Distilling this kind of environment to 90 minutes of dialogue poses real difficulties, to be sure. Catholic school has its moments of explicit instruction, but operates more by letting impressionable young minds marinate in a kind of moral solution over many years. All in all, Mr. Shanley captures it pretty well – trust me.


The arresting MTC production owes much to director Doug Hughes. His pace is supremely confident, and the use of the stage is assured. John Lee Beatty’s set consists of a permanent school courtyard, into which slides the principal’s office, the locker room, or nothing at all, for the scenes when Father Flynn addresses us in his green and gold robes.
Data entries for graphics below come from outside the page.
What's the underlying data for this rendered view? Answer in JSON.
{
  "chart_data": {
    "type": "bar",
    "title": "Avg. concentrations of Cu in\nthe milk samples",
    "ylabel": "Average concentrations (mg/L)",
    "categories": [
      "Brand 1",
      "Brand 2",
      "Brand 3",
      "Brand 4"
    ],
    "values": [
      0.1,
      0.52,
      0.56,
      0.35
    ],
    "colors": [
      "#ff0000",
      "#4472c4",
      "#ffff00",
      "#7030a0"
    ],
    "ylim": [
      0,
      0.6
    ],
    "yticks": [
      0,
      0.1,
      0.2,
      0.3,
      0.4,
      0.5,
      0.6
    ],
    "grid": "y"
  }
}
Sister Aloysius and Father Flynn spend the entire play maneuvering around one another, but only come face-to-face twice. The first time, Sister James is present; the second is purely mano-a-mano, just two great actors squaring off with some exceptionally pungent dialogue. The upper hand keeps changing, and the tension keeps rising. When was the last time a play made your heart race? I don’t want to give away details before you’ve seen it – and you must see it. Suffice it to say that Cherry Jones and Brian F. O’Byrne trying to out duel one another may be the closest approximation to heaven that the New York theater provides.
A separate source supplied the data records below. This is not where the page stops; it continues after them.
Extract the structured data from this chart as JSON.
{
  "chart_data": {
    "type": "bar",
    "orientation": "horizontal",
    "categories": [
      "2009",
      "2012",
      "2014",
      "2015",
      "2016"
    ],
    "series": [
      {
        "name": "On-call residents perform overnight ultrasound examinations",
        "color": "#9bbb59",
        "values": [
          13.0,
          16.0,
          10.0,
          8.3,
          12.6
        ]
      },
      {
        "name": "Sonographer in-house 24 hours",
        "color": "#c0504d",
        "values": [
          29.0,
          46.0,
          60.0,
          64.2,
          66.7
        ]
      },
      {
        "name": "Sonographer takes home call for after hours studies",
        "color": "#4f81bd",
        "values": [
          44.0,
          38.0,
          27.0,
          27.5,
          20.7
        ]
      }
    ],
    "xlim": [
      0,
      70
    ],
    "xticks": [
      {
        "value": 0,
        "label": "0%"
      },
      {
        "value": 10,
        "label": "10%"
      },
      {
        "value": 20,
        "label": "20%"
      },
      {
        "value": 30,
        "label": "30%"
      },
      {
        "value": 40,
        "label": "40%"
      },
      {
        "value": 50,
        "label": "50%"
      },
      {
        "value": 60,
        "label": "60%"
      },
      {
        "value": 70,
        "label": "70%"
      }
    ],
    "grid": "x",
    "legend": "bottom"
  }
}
For all her bold statements about iciness and skepticism, Ms. Jones gives Sister Aloysius little spots of warmth. She is stubborn, to be sure. But in the fraught final scene, she finds a moving depth. Mr. O’Byrne avoids all outward signs of villainy. To the end he insists he has done nothing wrong – which, in his own mind, is true. Even more than his turn as a child killer in last year’s “Frozen,” his performance mesmerizes. Ms. Goldenhersh holds her own with these two – no small feat. She is affecting when she quavers: a young woman constantly on the rack, trying to do what’s right without causing harm.


Sister James frets about what they’re doing to flush out Father Flynn, but Sister Aloysius is unyielding. “When you take a step to address wrongdoing, you are taking a step away from God, but in His service.” (What a provocative statement – how many misdeeds could that statement justify?) The final triumph of Ms. Jones’s performance is that we see the cost exacted by her actions. Doubt is vanquished by certainty, only to be replaced by new and graver doubts.


Mr. Shanley doesn’t sentimentalize Sister Aloysius, but he treats her with a great, generous sympathy. If I read him right, she is a kind of hero in this morally compromised world: Doubt can be painful, and can lead to despair, but a moral life requires us to reckon with it. As if the play isn’t tribute enough, Mr. Shanley included a gracious note about women like Sister Aloysius in the program. It bears reprinting in full:


“This play is dedicated to the many orders of Catholic nuns who devoted their lives to serving others in hospitals, schools and retirement homes. Though they have been much maligned and ridiculed, who among us has been so generous?”


On top of all the others, here is one more reason for thanks.



Until January 9 (131 W. 55th Street, between Sixth and Seventh Avenues, 212-581-1212).